I try to stay in touch with the graduate students I meet throughout the
years at the various colleges that I visited. The most prevalent response
I get when I ask how things are going in their jobs, centers around how market
research is abused. It seems that research is conducted without regard
for good fundamental research principles. Actually this comes as no
surprise. I have frequently seen the same abuses. I have found
that it does little good to hit the problem head on. As a result, I
have been recommending that every market research department have a good supply
of textbooks. My personal favorite is, which I usually recommend, Market
Research -- Principles & Applications
by Melvin Crask, Richard
Fox and Roy Stout. The authors are not only writers and educators but
I know personally that two were heavily involved in corporate market research
business, namely with Coca-Cola and Procter & Gamble. Their first
publication, 1995, is my standby. This book does what many textbooks
do not do and that is point out the weaknesses of various designs and also
how the designs are frequently abused.
It is my experience that one of the most frequently abused test designs
is the Protomonadic Test design. [Note: The Protomonadic design
includes both single product and paired comparison evaluation. Participants
use one product for a period of time, after which a single-product interview
is administered. They then use a second product for an equal period
of time, after which a paired comparison interview is administered.] The
authors point out that "No questions pertaining to specific product attributes
can be included in the single-product interview to avoid biasing the participant's
evaluations of the second product." In other words the single product
interview, conducted after using the first product, is limited to likes and
dislikes along with an overall assessment. Ignoring this concern is
one of the most common abuses I have seen in this particular design. Unfortunately
there are those that believe they can obtain additional data at no extra
cost. They ask all kinds of questions about the first product assuming
that bias does not enter into the assessment of the second product.
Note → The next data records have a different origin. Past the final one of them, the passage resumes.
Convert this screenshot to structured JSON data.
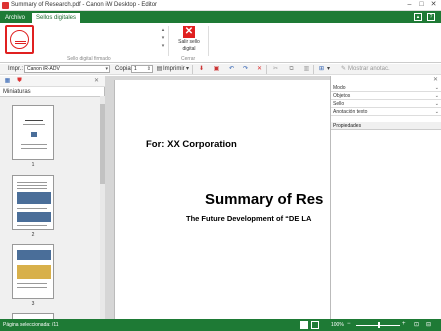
{
  "window": {
    "title": "Summary of Research.pdf - Canon iW Desktop - Editor"
  },
  "ribbon_tabs": [
    "Archivo",
    "Sellos digitales"
  ],
  "ribbon": {
    "stamp_group_label": "Sello digital firmado",
    "close_button_label_line1": "Salir sello",
    "close_button_label_line2": "digital",
    "close_group_label": "Cerrar"
  },
  "toolbar": {
    "printer_label": "Impr.:",
    "printer_value": "Canon iR-ADV",
    "copies_label": "Copias:",
    "copies_value": "1",
    "print_button": "Imprimir",
    "show_annotations": "Mostrar anotac."
  },
  "left_panel": {
    "title": "Miniaturas",
    "thumbnails": [
      "1",
      "2",
      "3"
    ]
  },
  "document": {
    "line1": "For: XX Corporation",
    "line2": "Summary of Res",
    "line3": "The Future Development of “DE LA"
  },
  "right_panel": {
    "sections": [
      "Modo",
      "Objetos",
      "Sello",
      "Anotación texto"
    ],
    "properties": "Propiedades"
  },
  "status": {
    "selected_pages": "Página seleccionada: /11",
    "zoom": "100%"
  },
  "colors": {
    "accent": "#1e7a35",
    "stamp": "#e02020"
  }
}
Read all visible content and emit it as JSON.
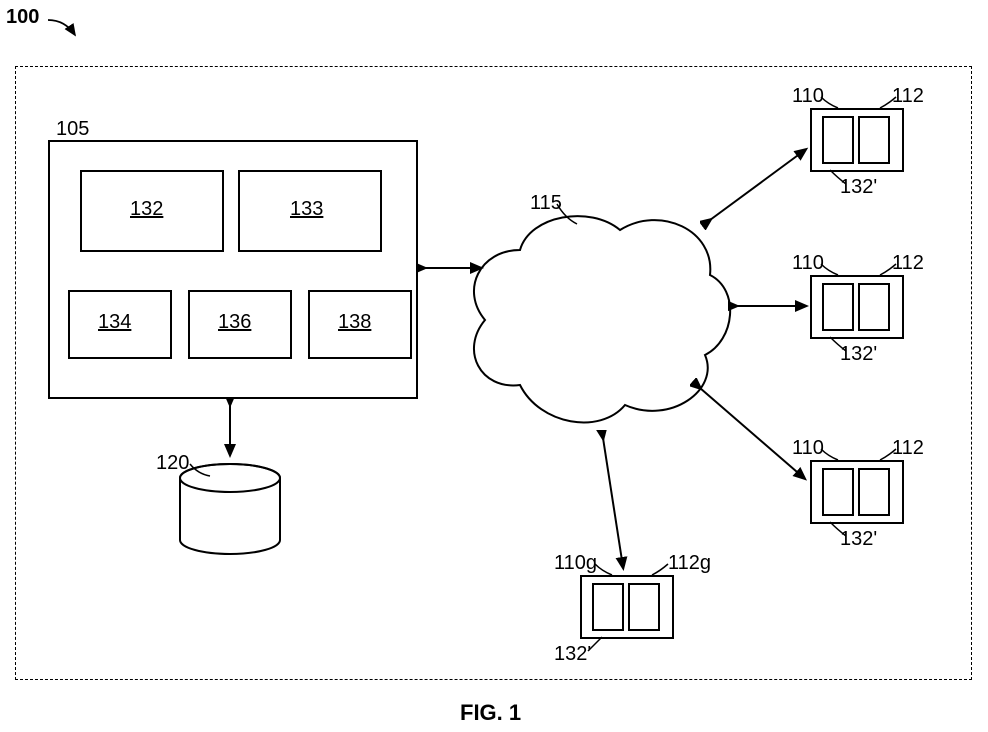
{
  "figure": {
    "overall_ref": "100",
    "title": "FIG. 1",
    "main_box_ref": "105",
    "database_ref": "120",
    "cloud_ref": "115",
    "modules": {
      "m132": "132",
      "m133": "133",
      "m134": "134",
      "m136": "136",
      "m138": "138"
    },
    "client_upper": {
      "left": "110",
      "right": "112"
    },
    "client_g": {
      "left": "110g",
      "right": "112g"
    },
    "client_sub_ref": "132'"
  }
}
The Sequential Monadic test design is a version of the Protomonadic Design,
where a product is placed, a single product interview is conducted (again
only likes & dislikes along with an overall assessment), and then a second
product is placed and a second single product
interview is conducted.
The authors point out that the second product is not truly evaluated
in a monadic fashion, but rather is evaluated relative to the first product.
This can make the second single product interview data meaningless.
Note that the above examples deal with the psychological effects in interviewing
and not physical product effects. There are even greater hazards when
physical performance characteristics are involved.
Every market research organization should have a good supply of market research
textbooks. Also for anyone interested, the University of Georgia, through
its Continuing Education Center, administers an excellent study at home market
research program for the MRA/ARF. This is an excellent way for those
in the work force to receive formal marketing research training.